Acquisition of Defenders

On December 31, 2019, ADT Inc. ("ADT") and certain of its subsidiaries entered into an Agreement and Plan of Merger (the "Merger Agreement"), pursuant to which and on the terms and subject to the conditions set forth therein, Defender Holdings, Inc. ("Defenders") would become a wholly-owned indirect subsidiary of ADT (the "Merger"). The Merger was consummated on January 6, 2020. Under the terms of the Merger Agreement, the consideration for the acquisition of Defenders was approximately $381 million, consisting of (a) $260 million paid in cash, a part of which was funded from existing revolving credit facilities, to retire existing Defenders debt, fund other liabilities and pay transaction expenses, and (b) 16,279,319 shares of ADT's common stock, par value $0.01 per share ( "Common Stock"), determined at closing using a 16 business day VWAP valuation ending on December 31, 2019, which shares were valued at approximately $121 million in aggregate based on ADT's closing stock price on January 3, 2020. Defenders' shareholders have agreed not to sell any Common Stock received in the Merger for a period of 270 days from closing, subject to certain exceptions, and may thereafter sell subject to the restrictions of applicable securities laws. The consideration remains subject to adjustments for net indebtedness, net working capital and other customary adjustments, as more particularly described in the Merger Agreement. The Merger Agreement contains customary representations, warranties, covenants, indemnification provisions and other agreements of each of the parties. The fair value of consideration transferred will be presented in ADT's financial statements for the relevant period.

Taking into account the impact of this acquisition and the impact of our most recent first lien refinancing transactions, we expect our cash interest expense for 2020 to be within a range of $565 million to $590 million without considering any future actions we may take with respect to additional refinancing.

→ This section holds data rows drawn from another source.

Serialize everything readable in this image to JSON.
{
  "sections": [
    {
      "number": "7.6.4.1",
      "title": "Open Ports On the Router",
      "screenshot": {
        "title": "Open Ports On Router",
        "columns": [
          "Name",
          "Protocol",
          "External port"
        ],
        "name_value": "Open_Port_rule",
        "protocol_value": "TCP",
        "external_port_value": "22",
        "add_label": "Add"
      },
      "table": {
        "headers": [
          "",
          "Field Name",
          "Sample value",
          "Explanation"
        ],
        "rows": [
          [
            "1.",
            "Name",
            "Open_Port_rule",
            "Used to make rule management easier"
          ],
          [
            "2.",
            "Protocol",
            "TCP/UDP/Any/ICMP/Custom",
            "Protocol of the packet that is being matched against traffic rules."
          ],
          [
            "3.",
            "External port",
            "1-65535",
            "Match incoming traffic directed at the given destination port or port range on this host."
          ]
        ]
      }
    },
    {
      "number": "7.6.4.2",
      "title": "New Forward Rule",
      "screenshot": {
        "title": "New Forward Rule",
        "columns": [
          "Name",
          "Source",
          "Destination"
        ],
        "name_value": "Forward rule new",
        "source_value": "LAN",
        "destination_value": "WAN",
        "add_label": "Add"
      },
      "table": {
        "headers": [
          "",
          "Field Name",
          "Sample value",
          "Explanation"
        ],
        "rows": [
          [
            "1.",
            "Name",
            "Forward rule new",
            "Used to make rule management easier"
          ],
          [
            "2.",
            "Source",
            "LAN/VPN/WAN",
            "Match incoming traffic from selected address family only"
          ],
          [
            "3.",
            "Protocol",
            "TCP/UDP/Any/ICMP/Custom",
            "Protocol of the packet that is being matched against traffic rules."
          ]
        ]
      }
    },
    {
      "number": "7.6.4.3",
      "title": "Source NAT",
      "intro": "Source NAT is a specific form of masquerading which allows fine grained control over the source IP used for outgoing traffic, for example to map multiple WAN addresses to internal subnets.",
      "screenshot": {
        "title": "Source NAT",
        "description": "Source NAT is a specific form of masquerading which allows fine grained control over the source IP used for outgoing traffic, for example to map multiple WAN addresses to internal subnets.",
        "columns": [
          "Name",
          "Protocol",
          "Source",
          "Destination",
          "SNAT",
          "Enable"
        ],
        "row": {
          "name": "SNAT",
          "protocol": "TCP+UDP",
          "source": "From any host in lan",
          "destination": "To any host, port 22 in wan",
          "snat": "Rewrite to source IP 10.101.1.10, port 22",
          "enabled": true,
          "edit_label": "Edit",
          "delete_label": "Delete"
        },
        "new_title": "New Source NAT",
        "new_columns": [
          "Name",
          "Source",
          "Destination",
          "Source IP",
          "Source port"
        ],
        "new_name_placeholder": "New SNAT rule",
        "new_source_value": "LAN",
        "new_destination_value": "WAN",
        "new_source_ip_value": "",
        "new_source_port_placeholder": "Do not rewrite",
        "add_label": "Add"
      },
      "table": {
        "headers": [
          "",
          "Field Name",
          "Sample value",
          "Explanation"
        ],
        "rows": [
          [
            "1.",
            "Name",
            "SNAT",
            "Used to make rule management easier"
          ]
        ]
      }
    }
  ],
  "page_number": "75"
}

In connection with the Merger, ADT issued a press release and an investor presentation, which are attached to this report as Exhibits 99.1 and 99.2, respectively, and are incorporated by reference herein.

The information in this Item 8.01, including Exhibits 99.1 and 99.2, is furnished solely pursuant to Item 8.01 of this Form 8-K. Consequently, it is not deemed "filed" for the purposes of Section 18 of the Securities Exchange Act of 1934, as amended (the "Exchange Act") or otherwise subject to the liabilities of that section. It may only be incorporated by reference in another filing under the Exchange Act or Securities Act of 1933, as amended, if such subsequent filing specifically references this Form 8-K.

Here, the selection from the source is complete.